2016 Motus MST Review – Photo Gallery



  1. Its a very nice machine. I have been following its development for years now. The finished bike really turned out nice. Too bad about the price. It turns out to be the nicest bike I’ll never be able to afford. Shame that. I really wanted one too.

  2. I’m extremely happy with my 2015 MST, the first one in Texas. Have about 5,000 miles on it now, including riding from Dallas to Birmingham and back for the Barber Museum Vintage Expo in October. Ride it almost every day to work (100 miles round trip). And for a big girl, she loves to run. Smooth, powerful, responsive, confidence-inspiring and in a word, “beautiful”.

    Like some others, I was a little intimidated by the price at first, but I put my deposit down anyway about three and half years ago, and I’m glad I did. I don’t think any one bike is for everybody – that’s why we have big garages: to house our many motos. I don’t think the Motus is for everyone, but it is, by far, the best bike I’ve ever owned.

    At some point in life, if one is fortunate, money becomes less important than the experiences, the memories it buys. Here’s a gorgeous, well-engineered, hand-built machine – dreamed up from the ground up by brother motorcyclists and made right here in the USA. Minimal maintenance by design (what a relief after my Ducati ST3!). Maximum adjustability by design. Maximum “Gasp Factor” by design.

    The Motus doesn’t come with ABS, traction-control and a bunch of other doo-dads. I’ve never had them, and can’t think of a time when I would have needed them. This is a bike with performance WAY beyond my riding abilities and the patience to tolerate me. It’s not peaky, fussy or expensive to maintain.

    As I said, so far it’s the best bike I’ve ever owned in almost 50 years. Take one for a ride sometime – see what you think after that.

    George. In Dallas.

    (no, I’m not connected to anyone at Motus, I’m not being paid to write this – just one happy owner trying to spread the joy.)

  3. A properly adjusted clutch will disconnect the engine from the gearbox so torque will not affect shifting.

  4. I was hoping for a little more in depth review. Everything has cons, didn’t read any. Sure would like to know what they are no matter how trivial.
    A 350 mile round trip (09, 2016) just for a test ride is not gonna happen unless I get some fuel reimbursement.
    This $30K price tag is a little over priced, comparable bikes this is a $18K machine TOPS. Just now looked, V-Max $18K. Wanna sell more, drop the price to something reasonable, say $22K.

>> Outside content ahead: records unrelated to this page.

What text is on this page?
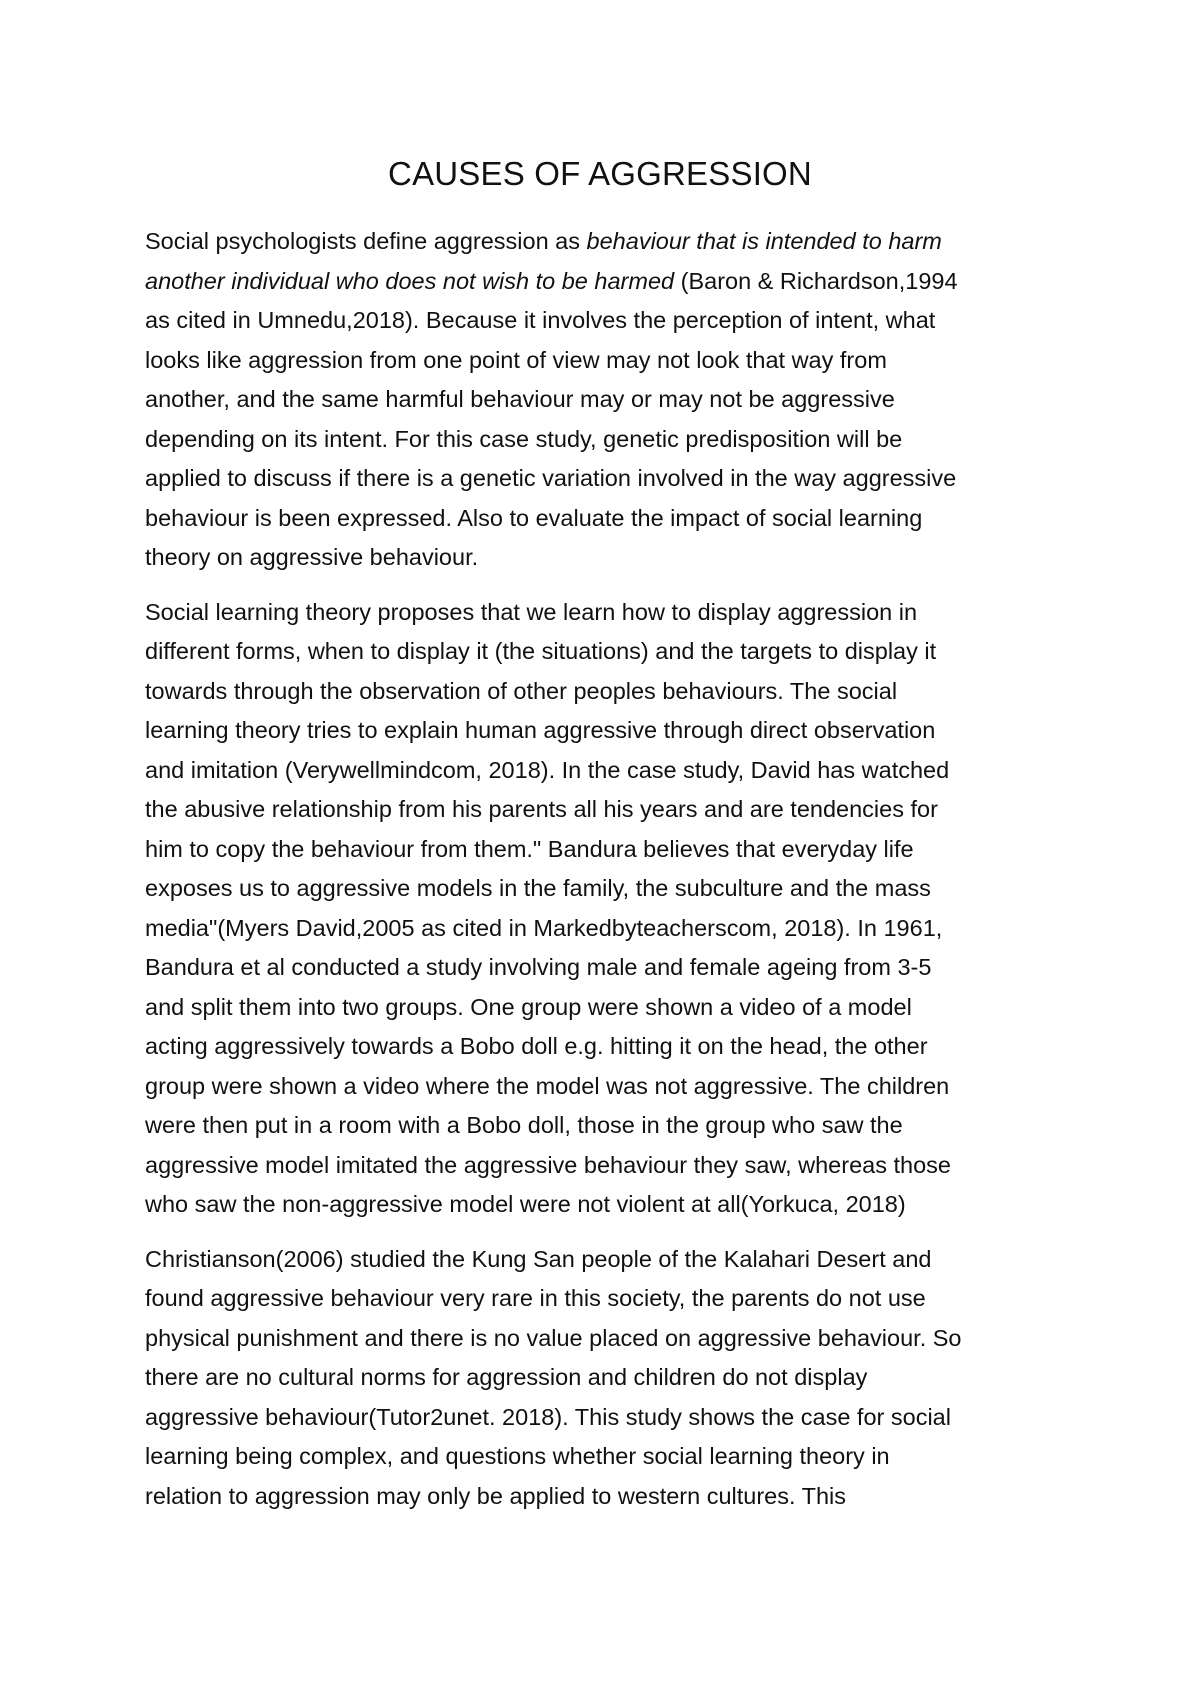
CAUSES OF AGGRESSION

Social psychologists define aggression as behaviour that is intended to harm
another individual who does not wish to be harmed (Baron & Richardson,1994
as cited in Umnedu,2018). Because it involves the perception of intent, what
looks like aggression from one point of view may not look that way from
another, and the same harmful behaviour may or may not be aggressive
depending on its intent. For this case study, genetic predisposition will be
applied to discuss if there is a genetic variation involved in the way aggressive
behaviour is been expressed. Also to evaluate the impact of social learning
theory on aggressive behaviour.

Social learning theory proposes that we learn how to display aggression in
different forms, when to display it (the situations) and the targets to display it
towards through the observation of other peoples behaviours. The social
learning theory tries to explain human aggressive through direct observation
and imitation (Verywellmindcom, 2018). In the case study, David has watched
the abusive relationship from his parents all his years and are tendencies for
him to copy the behaviour from them." Bandura believes that everyday life
exposes us to aggressive models in the family, the subculture and the mass
media"(Myers David,2005 as cited in Markedbyteacherscom, 2018). In 1961,
Bandura et al conducted a study involving male and female ageing from 3-5
and split them into two groups. One group were shown a video of a model
acting aggressively towards a Bobo doll e.g. hitting it on the head, the other
group were shown a video where the model was not aggressive. The children
were then put in a room with a Bobo doll, those in the group who saw the
aggressive model imitated the aggressive behaviour they saw, whereas those
who saw the non-aggressive model were not violent at all(Yorkuca, 2018)

Christianson(2006) studied the Kung San people of the Kalahari Desert and
found aggressive behaviour very rare in this society, the parents do not use
physical punishment and there is no value placed on aggressive behaviour. So
there are no cultural norms for aggression and children do not display
aggressive behaviour(Tutor2unet. 2018). This study shows the case for social
learning being complex, and questions whether social learning theory in
relation to aggression may only be applied to western cultures. This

  5. Jules Lupowitz, that great patriot of American-made sport bikes followed Eric Buell, loving most of his machines. What he did with HD engine is miraculous. The 1125R, while far from perfect, with Rotax power spoke volumes of Lupowitz’s passion for Made In USA. Only 390 LBS dry. Hoping his 1190’s might survive. While the Motus may also survive it won’t be from that racing heritage but from its pure American-ness from ground up. Kind of a Big + Fat + Inefficient in its sportiness with raw power in its “very American looking” V-4. While I can see Motus hitting the mark with general riders, even some sport touring folks its disturbing to Jules. Why? It reminds me of our sports cars of the 70’s & 80’s or even 90’s as compared to foreign machinery which was lighter, more powerful & classier fit & finish. That may be its foundation. Competive bikes are actually “racy” or from truer racing heritage vs driving a gas guzzler with your middle finger pointed stubbornly at the comp. Kind of wasteful with meaning. That honestly always bothered me. Its likely just Jules who hates wasteful items I guess. In similar or same category is my 2006 Hayabusa with Power Commander & less restricted exhaust. The used Busa Beats the new Motus in HP & Torque, is much lighter, quite comfortable, (mine) has full luggage, & tops 40 MPG (if ridden normally). We should assume that Busa will destroy Motus in any form of handling… It’s very easy to maintain. I paid $5,400.00 with about 10k miles on it. True it’s not American however; for you more pure patriots you got me there.